Porosmedia.com, Bandung — Seratus hari bukanlah tonggak akhir, melainkan awal dari ujian sesungguhnya. Pemerintahan Wali Kota Bandung Muhammad Farhan dan Wakil Wali Kota Erwin kini memasuki fase evaluasi pertama sejak dilantik. Dalam waktu singkat, sejumlah langkah taktis mulai digulirkan, dari persoalan paling mendesak seperti sampah dan banjir, hingga perkara moral seperti pemberantasan minuman keras (minol).
“Kalau bicara 100 hari, ya kami sudah banyak yang kami lakukan,” ujar Wakil Wali Kota Erwin saat ditemui di Kampus 2 UIN Bandung, Jumat, 30 Mei 2025. Namun, di balik pernyataan sederhana itu, terbentang kompleksitas yang sedang diurai satu per satu oleh duet pemimpin anyar ini.
Bandung kerap menjadi wajah ironis dari kota kreatif yang dililit krisis sampah.
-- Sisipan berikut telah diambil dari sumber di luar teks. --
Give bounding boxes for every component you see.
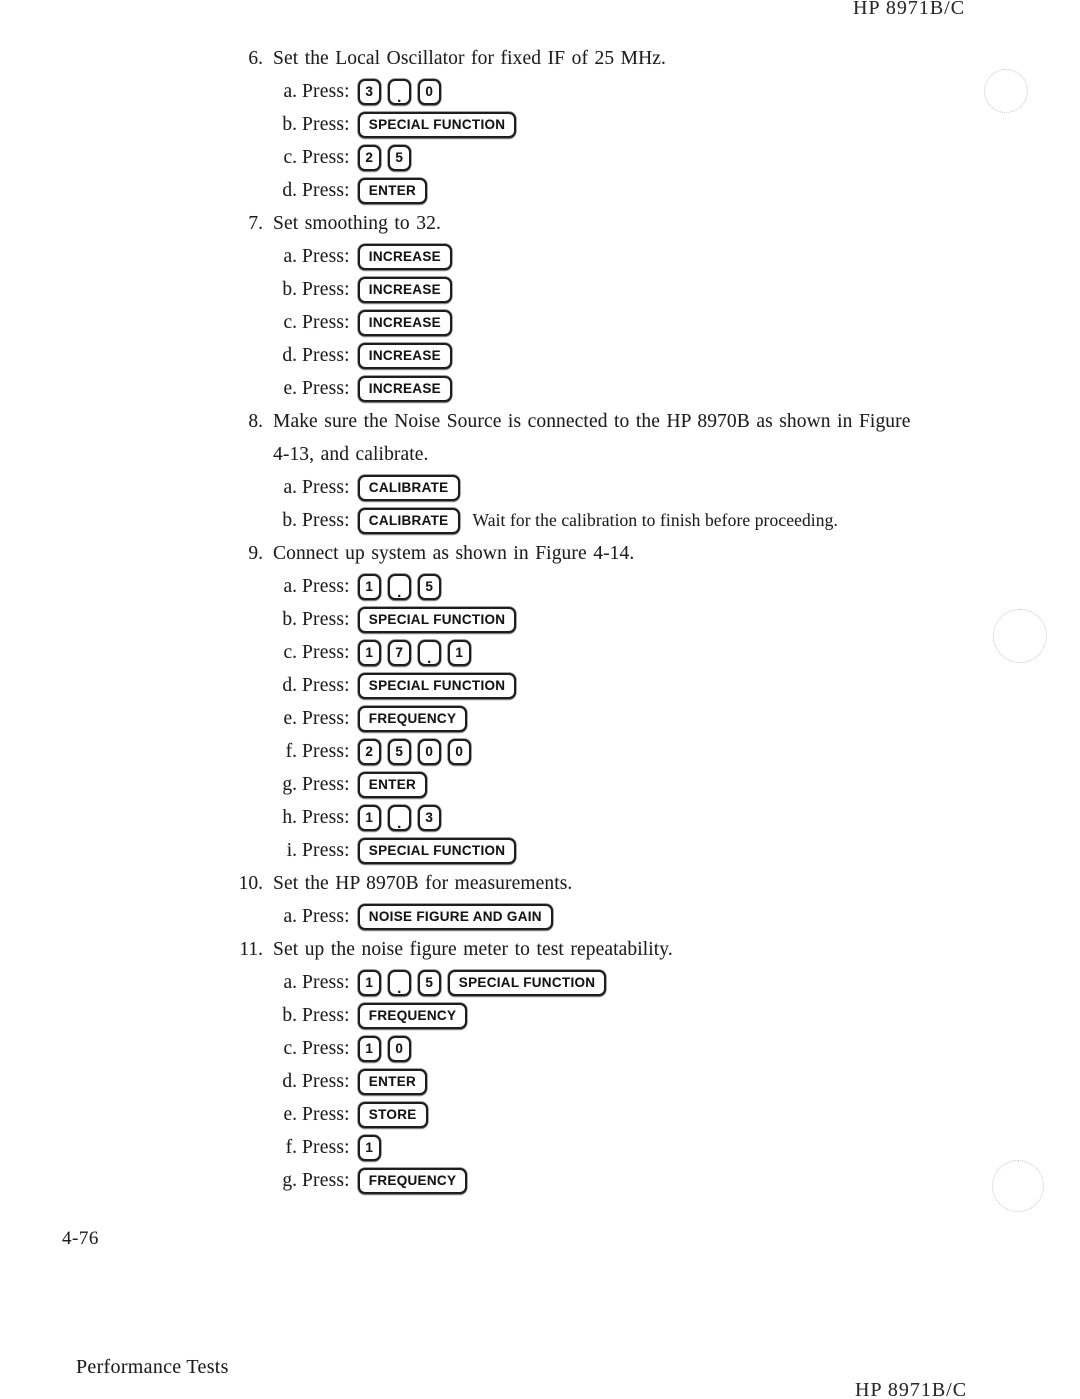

Namun dalam tiga bulan pertama pemerintahannya, Farhan-Erwin mengklaim telah menyelesaikan sebagian besar dari 136 titik kumpul (tikum) sampah. “Sudah banyak tikum-tikum yang kami selesaikan. Kalau masih ada, masyarakat bisa lapor, kami langsung bereskan,” ujar Erwin.
Langkah teknokratis pun menyusul. Tujuh mesin insinerator kini aktif di Tempat Pengolahan Terpadu (TPT). Meski masih ada 144 rit sampah yang dibuang ke TPA, sekitar 400 ton lainnya mulai diolah secara mandiri dan berbasis komunitas. “Ada yang lewat pemusnahan, ada juga yang lewat pengolahan mandiri oleh masyarakat,” katanya.
Namun, publik menunggu lebih dari sekadar data teknis. Efektivitas dan keberlanjutan program seperti Kawasan Bebas Sampah akan menjadi tolok ukur—apakah ini hanya langkah darurat atau bagian dari transformasi sistemik.
Bandung tak hanya bertarung dengan sampah. Banjir menjadi ancaman musiman yang terus menghantui kota. Pemkot Bandung kini membangun lima seke air dan 15 kolam retensi, dengan target 30 kolam rampung pada 2026. Namun yang menarik adalah pendekatan agresif terhadap pengembang yang lalai.
“Kalau pengembang tidak memberikan [fasilitas umum dan sosial], kita ambil alih semua supaya kita bisa langsung garap,” tegas Erwin. Strategi ini menjadi sinyal bahwa Pemkot tak lagi bersikap lunak terhadap kepentingan swasta yang menghambat target 30% ruang terbuka hijau.
Erwin juga menyebut bahwa ruang-ruang publik yang dibangun tak hanya berfungsi ekologis, tapi juga psikososial. Di Ciporeat, Ujungberung, misalnya, sumber mata air (seke) diresmikan sebagai kawasan konservasi sekaligus tempat healing bagi warga. “Kalau airnya surut, kita tahu berarti ada penebangan liar. Maka dijaga,” ujarnya.
Salah satu gebrakan yang mendapat perhatian adalah penertiban minuman keras. Di tengah atmosfer kebebasan yang kerap kebablasan, Erwin menegaskan bahwa kota ini juga butuh kontrol moral. “Kami turun langsung. Sebelumnya belum ada, insya Allah sekarang kami lakukan,” katanya.
Langkah ini memang menuai pro-kontra, namun dalam perspektif tata kelola kota, langkah tersebut menunjukkan bahwa Pemkot Bandung tidak ingin hanya mengurus infrastruktur fisik, tetapi juga kualitas sosial masyarakat.
Di tengah semua itu, Erwin tak lupa menggandeng kekuatan kampus. Ia mengajak mahasiswa ikut ambil bagian dalam pembangunan sosial Kota Bandung. “Mahasiswa harus ikut dalam demokrasi sosial. Bantu UMKM, bantu masyarakat,” serunya.
Ajakan ini mencerminkan semangat kolaboratif yang kini coba dibangun: antara negara dan warga, antara pemerintah dan akademisi. Ini penting di tengah menurunnya kepercayaan publik terhadap institusi-institusi formal.
Masa 100 hari memang simbolik, namun di balik simbol itulah masyarakat menagih janji. “Seratus hari ini bukan akhir, kami terus bekerja dan bergerak untuk kemajuan Kota Bandung,” tegas Erwin.
Kota ini sudah terlalu lama dikepung masalah laten: sampah, banjir, ruang hijau yang tergerus, hingga kekosongan moral publik. Apakah Farhan-Erwin mampu mengubah arah? Waktu akan menjawab. Yang pasti, Bandung kini bergerak—dengan segala catatan, tantangan, dan kemungkinan.